Managing products from the command line#
The eomatch-download and eomatch-remove console scripts provide a
convenient way to bulk-download or remove source products without writing any
Python. Both commands accept the same filtering flags:
# Download all products for S2 vs Landsat matchups in June 2023
eomatch-download \
--path /data/my_catalogue \
--collections S2_MSI_L1C,LANDSAT_C2L1 \
--start-time 2023-06-01 \
--stop-time 2023-06-30
# Remove those products from disk (keeps catalogue metadata intact)
eomatch-remove \
--path /data/my_catalogue \
--collections S2_MSI_L1C,LANDSAT_C2L1 \
--start-time 2023-06-01 \
--stop-time 2023-06-30
# Remove asset references only, leave the files on disk
eomatch-remove --path /data/my_catalogue --keep-files
Pass --verbose / -v for debug-level logging.
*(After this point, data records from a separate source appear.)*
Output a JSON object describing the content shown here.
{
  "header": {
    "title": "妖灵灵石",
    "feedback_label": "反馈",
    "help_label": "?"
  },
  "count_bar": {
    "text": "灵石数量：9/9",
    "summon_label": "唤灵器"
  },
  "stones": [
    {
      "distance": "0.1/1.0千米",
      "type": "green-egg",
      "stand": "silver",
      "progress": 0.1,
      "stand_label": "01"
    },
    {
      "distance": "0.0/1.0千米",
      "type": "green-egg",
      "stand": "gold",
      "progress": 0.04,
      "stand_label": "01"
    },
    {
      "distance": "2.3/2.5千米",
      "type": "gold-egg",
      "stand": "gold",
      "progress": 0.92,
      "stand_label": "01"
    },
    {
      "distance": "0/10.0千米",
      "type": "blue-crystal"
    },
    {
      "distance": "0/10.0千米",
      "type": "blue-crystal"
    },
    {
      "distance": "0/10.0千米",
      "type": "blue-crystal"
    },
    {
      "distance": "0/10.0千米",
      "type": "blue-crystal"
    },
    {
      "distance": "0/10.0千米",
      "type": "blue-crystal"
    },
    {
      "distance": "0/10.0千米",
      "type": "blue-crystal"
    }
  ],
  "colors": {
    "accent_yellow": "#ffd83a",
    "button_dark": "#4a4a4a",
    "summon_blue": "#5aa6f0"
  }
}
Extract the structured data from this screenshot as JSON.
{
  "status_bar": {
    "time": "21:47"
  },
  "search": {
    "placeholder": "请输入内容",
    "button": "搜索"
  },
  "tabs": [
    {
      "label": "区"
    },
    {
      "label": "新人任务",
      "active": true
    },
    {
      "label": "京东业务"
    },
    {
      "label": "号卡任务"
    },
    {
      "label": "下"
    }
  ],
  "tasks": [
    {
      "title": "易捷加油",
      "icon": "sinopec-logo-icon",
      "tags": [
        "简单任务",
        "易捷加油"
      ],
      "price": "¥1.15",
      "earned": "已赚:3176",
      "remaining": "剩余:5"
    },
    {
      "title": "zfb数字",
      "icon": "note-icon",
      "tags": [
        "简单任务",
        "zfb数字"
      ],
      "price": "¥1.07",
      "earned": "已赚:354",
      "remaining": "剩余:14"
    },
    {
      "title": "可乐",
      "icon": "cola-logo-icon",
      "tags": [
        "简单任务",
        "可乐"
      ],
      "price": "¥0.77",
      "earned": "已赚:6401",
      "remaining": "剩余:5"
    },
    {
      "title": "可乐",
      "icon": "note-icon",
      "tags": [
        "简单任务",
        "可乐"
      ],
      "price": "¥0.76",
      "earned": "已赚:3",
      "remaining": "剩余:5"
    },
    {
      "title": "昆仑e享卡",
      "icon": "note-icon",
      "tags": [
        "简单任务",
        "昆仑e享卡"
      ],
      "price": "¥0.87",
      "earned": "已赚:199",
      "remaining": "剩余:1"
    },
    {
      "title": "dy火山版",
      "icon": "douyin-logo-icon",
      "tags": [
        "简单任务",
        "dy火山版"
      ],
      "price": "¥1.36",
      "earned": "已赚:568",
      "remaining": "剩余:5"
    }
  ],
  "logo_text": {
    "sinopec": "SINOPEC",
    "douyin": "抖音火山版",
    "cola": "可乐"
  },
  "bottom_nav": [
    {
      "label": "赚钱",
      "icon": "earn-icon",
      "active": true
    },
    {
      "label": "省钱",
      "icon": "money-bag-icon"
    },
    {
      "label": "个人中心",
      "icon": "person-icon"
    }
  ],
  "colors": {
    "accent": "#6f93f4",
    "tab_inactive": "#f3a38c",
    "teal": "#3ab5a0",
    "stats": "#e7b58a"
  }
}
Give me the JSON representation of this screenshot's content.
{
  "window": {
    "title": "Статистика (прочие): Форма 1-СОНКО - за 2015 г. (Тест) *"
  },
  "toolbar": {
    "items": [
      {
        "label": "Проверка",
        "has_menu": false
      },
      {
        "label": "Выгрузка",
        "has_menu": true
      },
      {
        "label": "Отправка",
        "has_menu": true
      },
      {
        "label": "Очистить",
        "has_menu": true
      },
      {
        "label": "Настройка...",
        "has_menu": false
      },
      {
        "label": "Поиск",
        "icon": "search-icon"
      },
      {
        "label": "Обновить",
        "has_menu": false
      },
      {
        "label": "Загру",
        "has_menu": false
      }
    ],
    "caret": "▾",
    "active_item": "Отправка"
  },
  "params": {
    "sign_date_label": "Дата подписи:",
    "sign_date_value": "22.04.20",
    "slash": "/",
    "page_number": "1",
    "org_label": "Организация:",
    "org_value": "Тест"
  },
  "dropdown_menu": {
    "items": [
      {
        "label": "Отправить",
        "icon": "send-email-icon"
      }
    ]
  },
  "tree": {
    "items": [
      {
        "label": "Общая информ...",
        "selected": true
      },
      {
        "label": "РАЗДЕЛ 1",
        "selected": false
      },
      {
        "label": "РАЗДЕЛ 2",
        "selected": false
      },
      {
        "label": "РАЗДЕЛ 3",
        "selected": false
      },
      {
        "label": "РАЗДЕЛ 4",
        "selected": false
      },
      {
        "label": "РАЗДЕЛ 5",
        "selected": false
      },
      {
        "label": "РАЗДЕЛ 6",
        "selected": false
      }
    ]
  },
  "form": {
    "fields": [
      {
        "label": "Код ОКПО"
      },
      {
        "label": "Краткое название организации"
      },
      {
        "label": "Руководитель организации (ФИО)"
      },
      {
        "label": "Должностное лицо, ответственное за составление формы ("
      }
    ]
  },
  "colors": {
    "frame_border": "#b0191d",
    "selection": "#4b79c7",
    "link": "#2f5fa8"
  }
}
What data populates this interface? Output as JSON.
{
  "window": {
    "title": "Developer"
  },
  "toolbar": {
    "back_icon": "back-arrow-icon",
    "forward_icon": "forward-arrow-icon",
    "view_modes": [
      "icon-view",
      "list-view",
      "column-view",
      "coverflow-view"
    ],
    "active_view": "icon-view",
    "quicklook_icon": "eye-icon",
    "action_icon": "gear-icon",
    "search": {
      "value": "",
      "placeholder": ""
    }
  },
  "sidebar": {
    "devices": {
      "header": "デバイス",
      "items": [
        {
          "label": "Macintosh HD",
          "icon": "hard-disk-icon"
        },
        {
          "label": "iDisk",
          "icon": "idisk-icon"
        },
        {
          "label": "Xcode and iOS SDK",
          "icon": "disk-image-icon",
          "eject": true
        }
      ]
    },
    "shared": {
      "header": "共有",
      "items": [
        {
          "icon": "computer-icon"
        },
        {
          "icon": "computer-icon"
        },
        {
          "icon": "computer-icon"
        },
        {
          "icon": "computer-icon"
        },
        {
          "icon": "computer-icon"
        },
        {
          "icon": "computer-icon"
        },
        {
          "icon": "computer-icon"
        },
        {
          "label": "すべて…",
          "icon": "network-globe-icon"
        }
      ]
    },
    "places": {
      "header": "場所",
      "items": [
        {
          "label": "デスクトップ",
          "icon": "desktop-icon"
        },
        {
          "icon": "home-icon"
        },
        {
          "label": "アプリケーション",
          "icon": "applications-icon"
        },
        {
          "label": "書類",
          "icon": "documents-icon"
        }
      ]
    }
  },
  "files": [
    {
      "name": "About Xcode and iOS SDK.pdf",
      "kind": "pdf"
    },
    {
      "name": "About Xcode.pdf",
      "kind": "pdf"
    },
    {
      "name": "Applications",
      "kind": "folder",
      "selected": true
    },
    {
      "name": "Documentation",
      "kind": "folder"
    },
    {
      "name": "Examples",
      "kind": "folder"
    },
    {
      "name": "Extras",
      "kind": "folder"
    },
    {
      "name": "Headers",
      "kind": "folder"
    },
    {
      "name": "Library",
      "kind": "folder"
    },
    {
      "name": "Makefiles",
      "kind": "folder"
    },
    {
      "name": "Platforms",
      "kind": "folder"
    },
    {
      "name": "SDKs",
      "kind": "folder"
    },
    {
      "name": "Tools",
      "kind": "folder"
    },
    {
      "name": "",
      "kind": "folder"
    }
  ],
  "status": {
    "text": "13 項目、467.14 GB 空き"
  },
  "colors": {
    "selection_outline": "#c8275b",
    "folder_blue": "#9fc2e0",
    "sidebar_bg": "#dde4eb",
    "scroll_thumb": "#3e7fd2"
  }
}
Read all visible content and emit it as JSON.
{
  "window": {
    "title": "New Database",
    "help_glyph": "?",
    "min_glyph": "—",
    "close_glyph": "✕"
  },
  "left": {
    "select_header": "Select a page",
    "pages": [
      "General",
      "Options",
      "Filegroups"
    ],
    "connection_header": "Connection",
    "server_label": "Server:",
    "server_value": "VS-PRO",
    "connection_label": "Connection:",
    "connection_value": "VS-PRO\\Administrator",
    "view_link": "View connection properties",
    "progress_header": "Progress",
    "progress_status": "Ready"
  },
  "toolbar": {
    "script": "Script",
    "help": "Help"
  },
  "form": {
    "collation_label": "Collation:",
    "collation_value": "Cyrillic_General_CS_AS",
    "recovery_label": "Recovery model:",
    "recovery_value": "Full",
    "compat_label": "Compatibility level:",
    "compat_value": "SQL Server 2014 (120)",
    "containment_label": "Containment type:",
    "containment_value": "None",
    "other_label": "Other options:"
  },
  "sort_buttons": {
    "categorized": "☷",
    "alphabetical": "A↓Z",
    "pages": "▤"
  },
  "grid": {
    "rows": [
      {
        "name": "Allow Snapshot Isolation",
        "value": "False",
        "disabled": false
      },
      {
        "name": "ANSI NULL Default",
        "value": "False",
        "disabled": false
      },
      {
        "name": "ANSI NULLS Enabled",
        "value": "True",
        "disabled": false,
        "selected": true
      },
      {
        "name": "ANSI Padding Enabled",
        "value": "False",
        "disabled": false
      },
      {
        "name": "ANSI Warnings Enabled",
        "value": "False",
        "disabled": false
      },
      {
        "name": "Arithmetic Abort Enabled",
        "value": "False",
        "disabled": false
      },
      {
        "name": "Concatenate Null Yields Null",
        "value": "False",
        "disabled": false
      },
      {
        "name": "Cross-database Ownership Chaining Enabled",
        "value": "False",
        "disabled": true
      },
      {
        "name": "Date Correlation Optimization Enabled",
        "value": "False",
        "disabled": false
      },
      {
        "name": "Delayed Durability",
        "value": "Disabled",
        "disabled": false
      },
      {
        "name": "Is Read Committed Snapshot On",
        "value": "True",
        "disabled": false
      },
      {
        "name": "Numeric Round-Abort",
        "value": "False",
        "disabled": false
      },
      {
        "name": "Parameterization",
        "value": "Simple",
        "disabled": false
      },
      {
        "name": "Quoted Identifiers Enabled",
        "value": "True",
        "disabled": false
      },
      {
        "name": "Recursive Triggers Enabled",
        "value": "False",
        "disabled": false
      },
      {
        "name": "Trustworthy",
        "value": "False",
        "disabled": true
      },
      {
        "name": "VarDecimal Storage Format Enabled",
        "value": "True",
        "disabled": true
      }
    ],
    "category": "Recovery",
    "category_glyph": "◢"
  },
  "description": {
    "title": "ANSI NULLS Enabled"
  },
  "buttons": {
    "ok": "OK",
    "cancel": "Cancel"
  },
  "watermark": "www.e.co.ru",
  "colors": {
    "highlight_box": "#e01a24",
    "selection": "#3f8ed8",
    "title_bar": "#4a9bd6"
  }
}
The catalogue path can be
omitted if matchup_catalogue.path is set in your config file; pass
--config to load a non-default config.
Available filter flags (shared by both commands):
Flag |
Description |
|---|---|
|
Catalogue root directory or |
|
Comma-separated collection names (e.g. |
|
Comma-separated platform names. |
|
ISO 8601 start-time; events ending before this are excluded. |
|
ISO 8601 stop-time; events starting after this are excluded. |
|
Spatial bounding-box filter. |
eomatch-remove additionally accepts --keep-files to remove the
"data" asset from the catalogue without deleting the local files.
Managing products from Python#
The same functionality is available as Python functions in
eomatch.manage_products:
import datetime as dt
from eomatch import EOMatchContext
from eomatch.manage_products import (
download_catalogue_products,
remove_catalogue_products,
)
ctx = EOMatchContext("my_config.yaml")
# Download source products for matching events
paths = download_catalogue_products(
context=ctx,
path="/data/my_catalogue",
collections=["S2_MSI_L1C", "LANDSAT_C2L1"],
start_time=dt.datetime(2023, 6, 1),
stop_time=dt.datetime(2023, 6, 30),
)
print(f"Handled {len(paths)} product(s)")
# Remove downloaded products from disk (and deregister from catalogue)
n = remove_catalogue_products(
context=ctx,
path="/data/my_catalogue",
collections=["S2_MSI_L1C", "LANDSAT_C2L1"],
delete_files=True, # set False to keep files, remove asset reference only
)
print(f"Removed {n} product asset(s)")
Both functions open the catalogue, apply the filters, and then act on every
matching event. Products that appear in multiple matchups are processed only
once. download_catalogue_products()
registers a "data" STAC asset on each product Item after downloading so
that the catalogue tracks which products are present on disk.
Attaching assets#
You can attach arbitrary STAC assets to any Item or Collection in the catalogue — useful for storing processing outputs alongside the raw products:
import pystac
asset = pystac.Asset(href="/data/results/mu_stats.csv", media_type="text/csv")
# Attach to a single matchup Item
cat.add_matchup_asset(mu, asset_key="statistics", asset=asset)
# Attach to a matchup event Item
cat.add_event_asset(event, asset_key="thumbnail", asset=pystac.Asset(...))
# Attach to the matchup Collection (sensor-pair level)
cat.add_matchup_collection_asset(mu, asset_key="report", asset=pystac.Asset(...))
Corresponding remove_* methods are available for all three levels and will
optionally delete the local file from disk.